Margaret Cayward, with a recent doctorate degree in music from UC Davis, specializing in ethnomusicology, reports from last week's biannual concert of the Composers and Improvisers Workshop at Mills College:

Fred Frith of Mills and Myra Melford of UC Berkeley led the workshop, exploring the art of improvisation. Frith de-emphasized solos, told students to "do less" and to "think about what they are doing."

Seven graduate composers and 12 other musicians have collaborated in creating intricate sound tapestries, introducing individual pops of sound and modestly sustained notes in an amazing variety of timbres. Some pieces subtly incorporated audio-recordings, such as Christopher Luna’s sample of the vibration of a metal stop sign in his "Free way and stop sign."

Surprisingly coherent larger-scale patterns often emerged, including a lively triple-time march that concluded Ben Irwin’s arrangement of Stephen Dembski’s Sonotropism. Deft textural and formal craftsmanship was especially evident in Kimberly Sutton’s Timbre Studies: No. 5a.

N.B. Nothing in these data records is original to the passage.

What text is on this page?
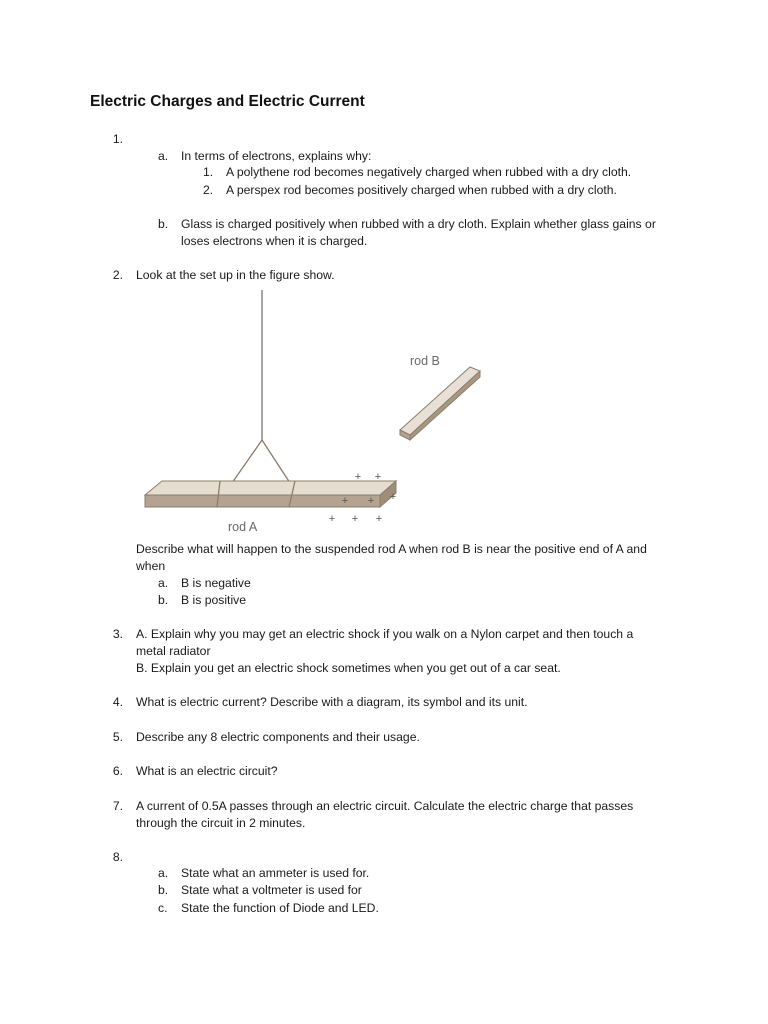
Electric Charges and Electric Current
1.
a. In terms of electrons, explains why:
1. A polythene rod becomes negatively charged when rubbed with a dry cloth.
2. A perspex rod becomes positively charged when rubbed with a dry cloth.
b. Glass is charged positively when rubbed with a dry cloth. Explain whether glass gains or
loses electrons when it is charged.
2. Look at the set up in the figure show.
rod B
rod A
+ +
+ + +
+ + +
Describe what will happen to the suspended rod A when rod B is near the positive end of A and
when
a. B is negative
b. B is positive
3. A. Explain why you may get an electric shock if you walk on a Nylon carpet and then touch a
metal radiator
B. Explain you get an electric shock sometimes when you get out of a car seat.
4. What is electric current? Describe with a diagram, its symbol and its unit.
5. Describe any 8 electric components and their usage.
6. What is an electric circuit?
7. A current of 0.5A passes through an electric circuit. Calculate the electric charge that passes
through the circuit in 2 minutes.
8.
a. State what an ammeter is used for.
b. State what a voltmeter is used for
c. State the function of Diode and LED.
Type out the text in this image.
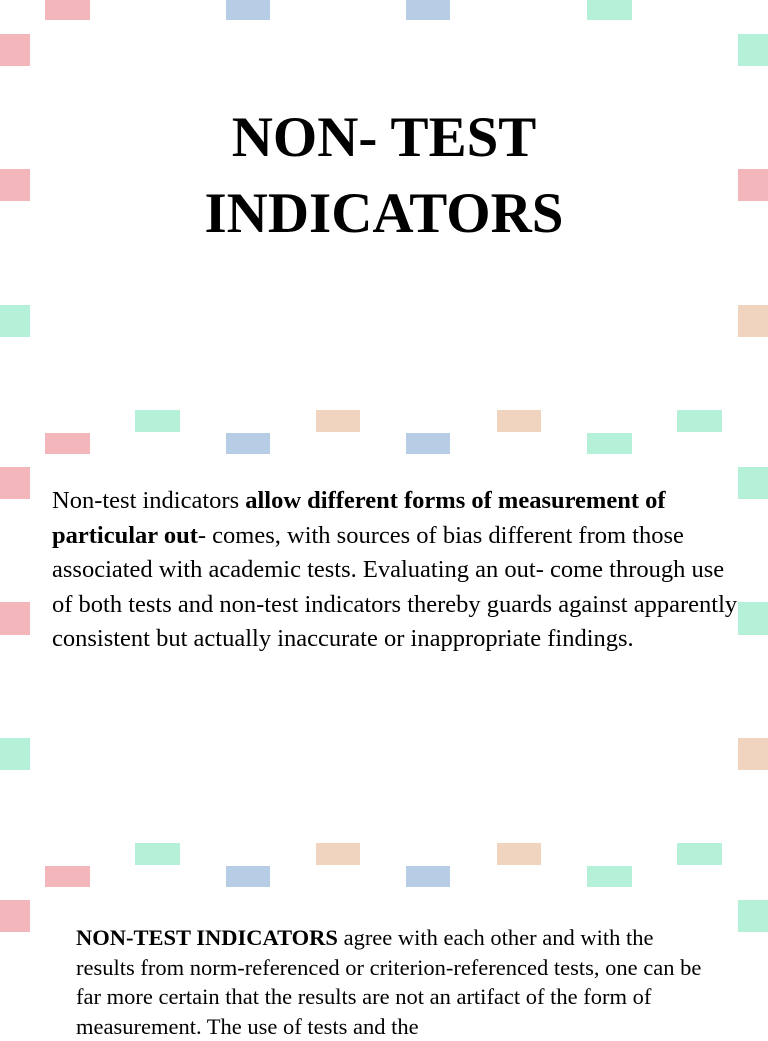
NON- TEST
INDICATORS
Non-test indicators allow different forms of measurement of particular out- comes, with sources of bias different from those associated with academic tests. Evaluating an out- come through use of both tests and non-test indicators thereby guards against apparently consistent but actually inaccurate or inappropriate findings.
NON-TEST INDICATORS agree with each other and with the results from norm-referenced or criterion-referenced tests, one can be far more certain that the results are not an artifact of the form of measurement. The use of tests and the
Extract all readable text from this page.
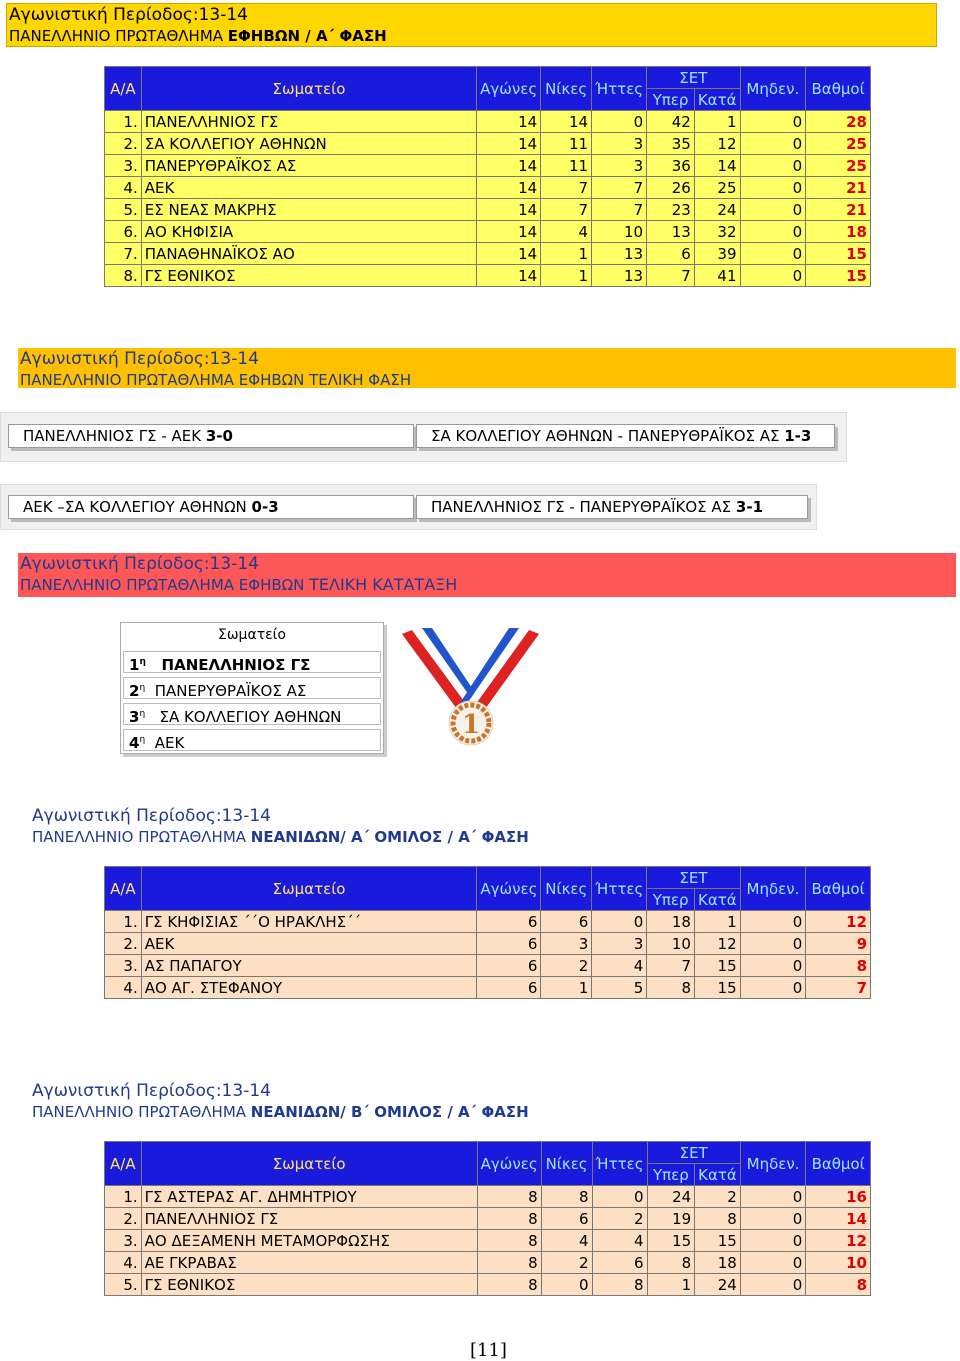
Αγωνιστική Περίοδος:13-14
ΠΑΝΕΛΛΗΝΙΟ ΠΡΩΤΑΘΛΗΜΑ ΕΦΗΒΩΝ / Α΄ ΦΑΣΗ
Α/Α	Σωματείο	Αγώνες	Νίκες	Ήττες	ΣΕΤ		Μηδεν.	Βαθμοί
					Υπερ	Κατά		
1.	ΠΑΝΕΛΛΗΝΙΟΣ ΓΣ	14	14	0	42	1	0	28
2.	ΣΑ ΚΟΛΛΕΓΙΟΥ ΑΘΗΝΩΝ	14	11	3	35	12	0	25
3.	ΠΑΝΕΡΥΘΡΑΪΚΟΣ ΑΣ	14	11	3	36	14	0	25
4.	ΑΕΚ	14	7	7	26	25	0	21
5.	ΕΣ ΝΕΑΣ ΜΑΚΡΗΣ	14	7	7	23	24	0	21
6.	ΑΟ ΚΗΦΙΣΙΑ	14	4	10	13	32	0	18
7.	ΠΑΝΑΘΗΝΑΪΚΟΣ ΑΟ	14	1	13	6	39	0	15
8.	ΓΣ ΕΘΝΙΚΟΣ	14	1	13	7	41	0	15
Αγωνιστική Περίοδος:13-14
ΠΑΝΕΛΛΗΝΙΟ ΠΡΩΤΑΘΛΗΜΑ ΕΦΗΒΩΝ ΤΕΛΙΚΗ ΦΑΣΗ
ΠΑΝΕΛΛΗΝΙΟΣ ΓΣ - ΑΕΚ 3-0	ΣΑ ΚΟΛΛΕΓΙΟΥ ΑΘΗΝΩΝ - ΠΑΝΕΡΥΘΡΑΪΚΟΣ ΑΣ 1-3
ΑΕΚ –ΣΑ ΚΟΛΛΕΓΙΟΥ ΑΘΗΝΩΝ 0-3	ΠΑΝΕΛΛΗΝΙΟΣ ΓΣ - ΠΑΝΕΡΥΘΡΑΪΚΟΣ ΑΣ 3-1
Αγωνιστική Περίοδος:13-14
ΠΑΝΕΛΛΗΝΙΟ ΠΡΩΤΑΘΛΗΜΑ ΕΦΗΒΩΝ ΤΕΛΙΚΗ ΚΑΤΑΤΑΞΗ
Σωματείο
$1^\eta$ ΠΑΝΕΛΛΗΝΙΟΣ ΓΣ
$2^\eta$ ΠΑΝΕΡΥΘΡΑΪΚΟΣ ΑΣ
$3^\eta$ ΣΑ ΚΟΛΛΕΓΙΟΥ ΑΘΗΝΩΝ
$4^\eta$ ΑΕΚ
1
Αγωνιστική Περίοδος:13-14
ΠΑΝΕΛΛΗΝΙΟ ΠΡΩΤΑΘΛΗΜΑ ΝΕΑΝΙΔΩΝ/ Α΄ ΟΜΙΛΟΣ / Α΄ ΦΑΣΗ
Α/Α	Σωματείο	Αγώνες	Νίκες	Ήττες	ΣΕΤ		Μηδεν.	Βαθμοί
					Υπερ	Κατά		
1.	ΓΣ ΚΗΦΙΣΙΑΣ ΄΄Ο ΗΡΑΚΛΗΣ΄΄	6	6	0	18	1	0	12
2.	ΑΕΚ	6	3	3	10	12	0	9
3.	ΑΣ ΠΑΠΑΓΟΥ	6	2	4	7	15	0	8
4.	ΑΟ ΑΓ. ΣΤΕΦΑΝΟΥ	6	1	5	8	15	0	7
Αγωνιστική Περίοδος:13-14
ΠΑΝΕΛΛΗΝΙΟ ΠΡΩΤΑΘΛΗΜΑ ΝΕΑΝΙΔΩΝ/ Β΄ ΟΜΙΛΟΣ / Α΄ ΦΑΣΗ
Α/Α	Σωματείο	Αγώνες	Νίκες	Ήττες	ΣΕΤ		Μηδεν.	Βαθμοί
					Υπερ	Κατά		
1.	ΓΣ ΑΣΤΕΡΑΣ ΑΓ. ΔΗΜΗΤΡΙΟΥ	8	8	0	24	2	0	16
2.	ΠΑΝΕΛΛΗΝΙΟΣ ΓΣ	8	6	2	19	8	0	14
3.	ΑΟ ΔΕΞΑΜΕΝΗ ΜΕΤΑΜΟΡΦΩΣΗΣ	8	4	4	15	15	0	12
4.	ΑΕ ΓΚΡΑΒΑΣ	8	2	6	8	18	0	10
5.	ΓΣ ΕΘΝΙΚΟΣ	8	0	8	1	24	0	8
[11]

Evelyn Davis’s Singing in a Crowd was entirely instrumental. Composer Ravi Kittappa spoke about the consistency in style between his From Nothing and his through-composed compositions. Jacob Peck intended in his Le Ode of Forgotten Bartholomew to let the "shared unconscious mind of the musicians" organize the performance, yet he was pleased that the musicians asserted their individuality. Mateo Lugo’s Distances-Togetherness (in Six Phases) also invoked the power of music to unify and transform.

Frith prepares his students to “give something up” and to accept “that the notes are enough.” His Color-coded exemplified “conducted improvisation” as four conductors crossed paths onstage, stressing music as motion while they cued specific groups of performers to respond to each other, shaping lovely sonic contrasts. The musicality embodied in this concert crossed conventional boundaries between the roles of composer and performer, individual and collective.